For non-residents of the Pennine Hills of the North of England the term Moss in a place name refers to the glacially flattened boggy hill tops of the local fells. These are the quiet unpopulated moorland places beloved of bike riders, ramblers and squawky ginger game birds and the people who shoot them, unknown to the wider world until the helicopters of the global media filmed the Tour de France taking in a couple of these fells during it’s emotionally received two day northern excursion away from it’s continental comfort zone the weekend before last and probably forgotten by the same world as soon as the race crossed the Channel.

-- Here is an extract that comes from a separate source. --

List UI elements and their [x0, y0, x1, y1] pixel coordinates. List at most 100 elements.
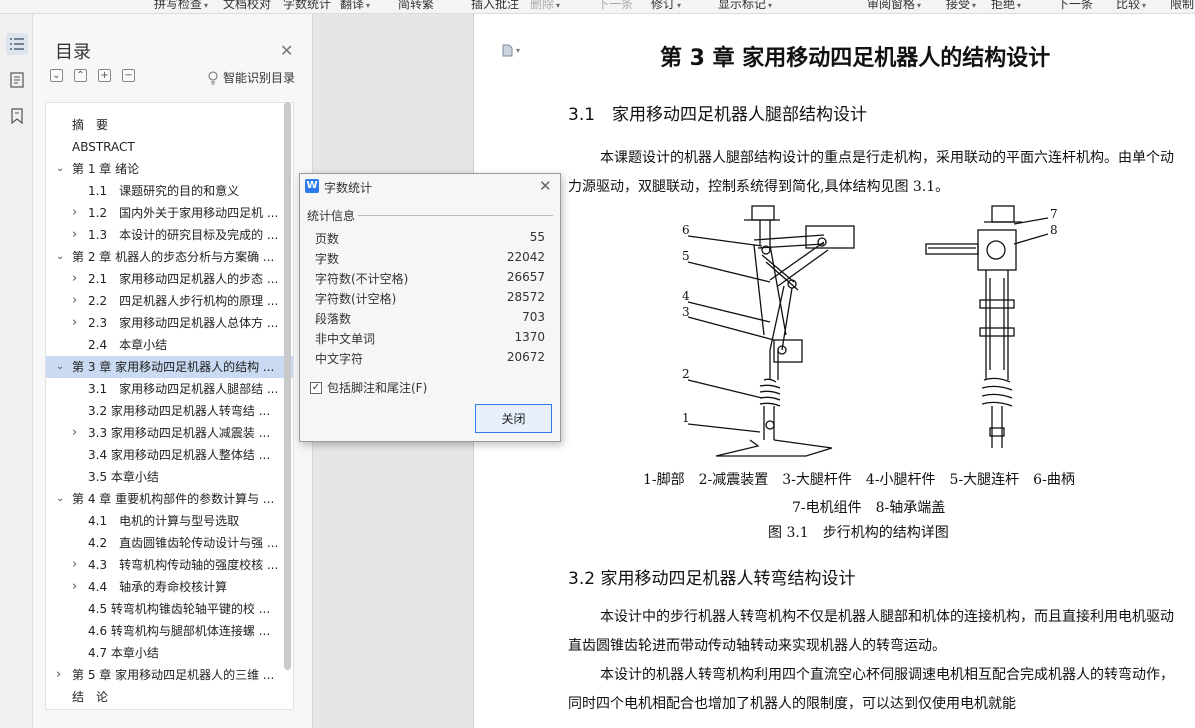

Sitting by the roadside on the moor waiting for the bike race that weekend and between nattering with other bike fans, taking photos of gorrillas on bianchis and pushing small children out of the way to grab the free Haribo I couldn’t help mentally wandering off up some of the other routes you can see from up there and in particular up this one which climbs high above the moor after talking a right turn as you climb out of the village, after the cattle grid but just before where a big arrow pointing to Paris remains chalked on the tarmac.
In someways the Moss would have made a more worthy Tour climb, being that little bit higher, that little bit steeper, and the road staying up high for longer. It would only have added a few kilometres to the route but it always seems to be viewed as the poor relation of its shorter neighbour, a bit of a backwater. Perhaps this is because it doesn’t function as the through route that the moor to the east is for normal traffic, perhaps because those few extra metres of height make a surprising difference to the amount of snow and ice on the road in winter, perhaps it’s just not sexy enough but the Moss just doesn’t get the appreciation it deserves, and that includes from me.
I am not a very frequent blog updater this time of year; summer is short and time outdoors precious and spent riding my bike rather than writing about riding it but it’s worth taking the time to give a mention to the backwaters and the bypassed, the unglamorous and the unclassified, the road less travelled because that’s a big part of what I at least ride for in the first place.